Night
Written by Elie Wiesel
Plot
In May, 1944, Eliezer Weisel and his family were forced from their home and sent to the Auschwitz concentration camp. During "Selection", Elie and his father were separated from his mother and three sisters. Elie retells the agony he, his father, and other innmates endured in WWII.
Characters
Eliezer Wiesel
A Jewish man who survived the Holocaust. He tells the story of how he did in his memoir Night. He was only fifteen when he was deported to Auschwitz, and he was liberated in Buchenwald at the age of sixteen.
Shlomo Wiesel
Eliezer Weisel's late father. His and Elie's greatest worry throughout the book was to stay together. Shlomo perished during the Holocaust, two and a half months before his and Elie's camp was liberated.
Tzipora Wiesel
Elie's little sister who was taken to the gas chambers with her mother soon after their arrival in Auschwitz. She was only seven.
Conflict- Internal
Man vs. Self
Eliezer struggled to keep his faith in god. "...I was alone, terribly alone in a world without God, without man...I felt myself to be stronger than this Almighty to whom my life had been bound for so long. In the midst of these men assembled for prayer, I felt like an observer, a stranger." (Elie Wiesel, 68)
Things That Stood-Out to Me
Cattle Cars
When Elie and his family was first transported, they could only fit eighty people to a car. Near the end, they were able to force about a hundred people into each car. This was because everyone was so skinny from being malnourished that they took up less space than before.
Public Hangings
Elie and the other inmates witnessed many hangings while they were in the Buna concentration camp. They were often forced by the nazis to watch the life drain from people as they hung from the gallows.
Pipels
Elie only ever saw one victim weep as he was hung. He was a sad-eyed child with the face of an angel. He was a pipel, or a young boy favored and given special privileges by an inmate with power, such as an Oberkapo. After the pipel's Oberkapo was found to be planning a revolt, the pipel was tortured and sent to the gallows. He was too light for his rope and Elie was forced to watch him as he writhed for more than half an hour.
Air Raid Sirens followed by the All Clear (Very good quality recording)
Air Raid
A boy was sent to the gallows after he stole soup during an air raid. This was the first hanging Elie Weisel ever witnessed in Buna.

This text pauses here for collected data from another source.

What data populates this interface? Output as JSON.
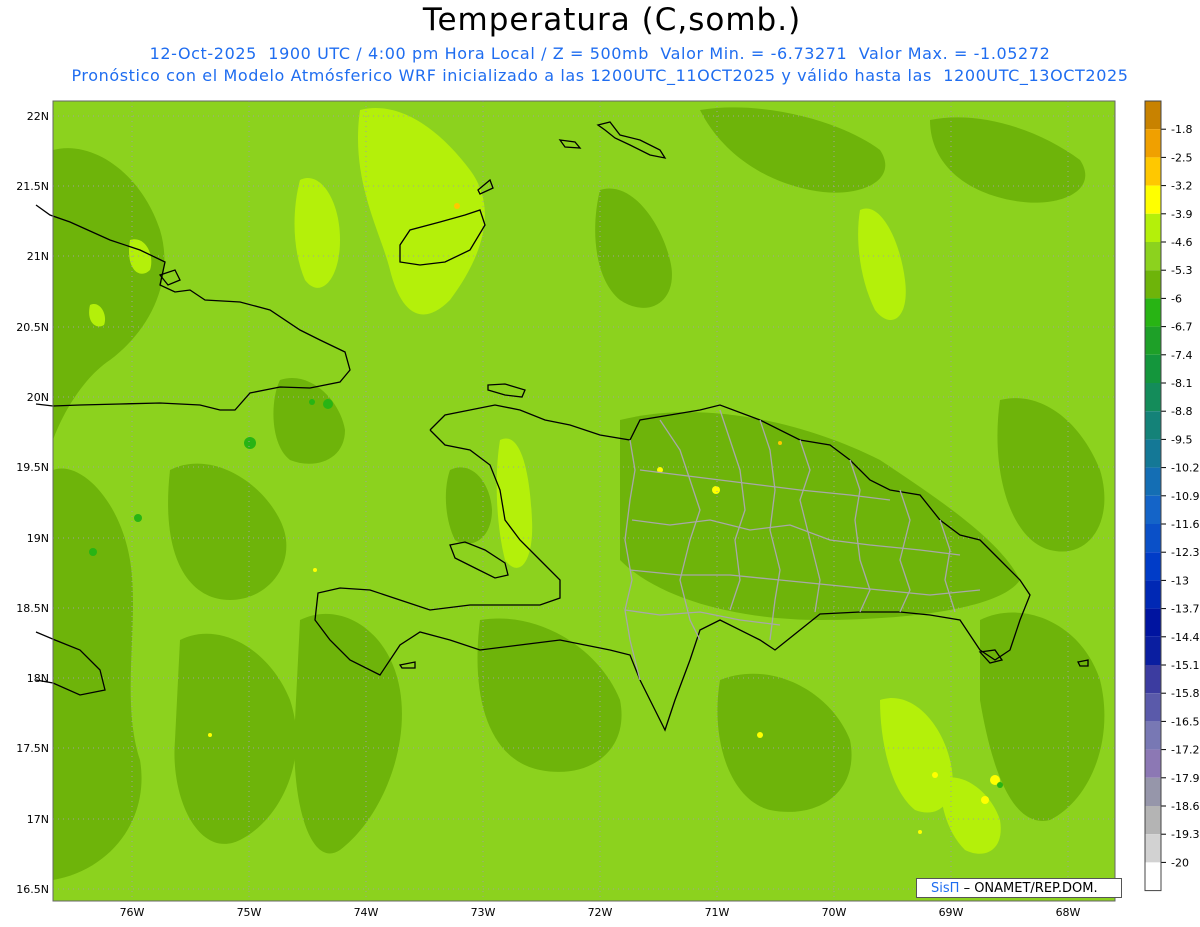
{
  "title": "Temperatura (C,somb.)",
  "subtitle_line1": "12-Oct-2025  1900 UTC / 4:00 pm Hora Local / Z = 500mb  Valor Min. = -6.73271  Valor Max. = -1.05272",
  "subtitle_line2": "Pronóstico con el Modelo Atmósferico WRF inicializado a las 1200UTC_11OCT2025 y válido hasta las  1200UTC_13OCT2025",
  "credit": {
    "brand": "SisΠ",
    "text": "– ONAMET/REP.DOM."
  },
  "y_ticks": [
    "22N",
    "21.5N",
    "21N",
    "20.5N",
    "20N",
    "19.5N",
    "19N",
    "18.5N",
    "18N",
    "17.5N",
    "17N",
    "16.5N"
  ],
  "x_ticks": [
    "76W",
    "75W",
    "74W",
    "73W",
    "72W",
    "71W",
    "70W",
    "69W",
    "68W"
  ],
  "colorbar": [
    {
      "label": "-1.8",
      "color": "#c88200"
    },
    {
      "label": "-2.5",
      "color": "#f0a000"
    },
    {
      "label": "-3.2",
      "color": "#ffc800"
    },
    {
      "label": "-3.9",
      "color": "#ffff00"
    },
    {
      "label": "-4.6",
      "color": "#b4f00a"
    },
    {
      "label": "-5.3",
      "color": "#8cd21e"
    },
    {
      "label": "-6",
      "color": "#6eb40a"
    },
    {
      "label": "-6.7",
      "color": "#28b414"
    },
    {
      "label": "-7.4",
      "color": "#1ea028"
    },
    {
      "label": "-8.1",
      "color": "#14963c"
    },
    {
      "label": "-8.8",
      "color": "#148c5a"
    },
    {
      "label": "-9.5",
      "color": "#148278"
    },
    {
      "label": "-10.2",
      "color": "#147896"
    },
    {
      "label": "-10.9",
      "color": "#146eb4"
    },
    {
      "label": "-11.6",
      "color": "#1464c8"
    },
    {
      "label": "-12.3",
      "color": "#0a50c8"
    },
    {
      "label": "-13",
      "color": "#003cc8"
    },
    {
      "label": "-13.7",
      "color": "#0028b4"
    },
    {
      "label": "-14.4",
      "color": "#0014a0"
    },
    {
      "label": "-15.1",
      "color": "#0a1ea0"
    },
    {
      "label": "-15.8",
      "color": "#3c3ca0"
    },
    {
      "label": "-16.5",
      "color": "#5a5aaa"
    },
    {
      "label": "-17.2",
      "color": "#7878b4"
    },
    {
      "label": "-17.9",
      "color": "#8c78b4"
    },
    {
      "label": "-18.6",
      "color": "#9696aa"
    },
    {
      "label": "-19.3",
      "color": "#b4b4b4"
    },
    {
      "label": "-20",
      "color": "#d2d2d2"
    },
    {
      "label": "",
      "color": "#ffffff"
    }
  ],
  "field_colors": {
    "base": "#8cd21e",
    "dark": "#6eb40a",
    "light": "#b4f00a",
    "yellow": "#ffff00",
    "green": "#28b414"
  }
}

Dachau Concentration Camp Bell
Bells
The bells rang in order to keep the inmates on schedule. When Eliezer hurt his foot and went to the hospital, he was relieved because he no longer had to obey the bells.
Settings
Sighet
The transylvanian town Elie and his family lived in until their deportation.
Birkenau
Elie was separated from his mother and Tzipora during selection here.
Auschwitz
Elie and his father were moved to Auschwitz the next day.
Buna
Elie witnesses many hangings in Buna.
Buchenwald
Shlomo Wiesel died a short time after his arrival here in late January due to sickness, malnutrition, and a blow to the head from an SS officer. Elie Wiesel was liberated here on April 11, 1945.
The Juliek's Concerto
Juliek's Finale
After the death march to Gleiwitz, the dead were piled on the living and dying. In the dark, cold, silence, a young boy named Juliek, whom Elie had met in Auschwitz, played a Beethoven concerto on his violin. "Never before had I heard such a beautiful sound." (Wiesel, 95) By daybreak, Juliek was hunched over, dead.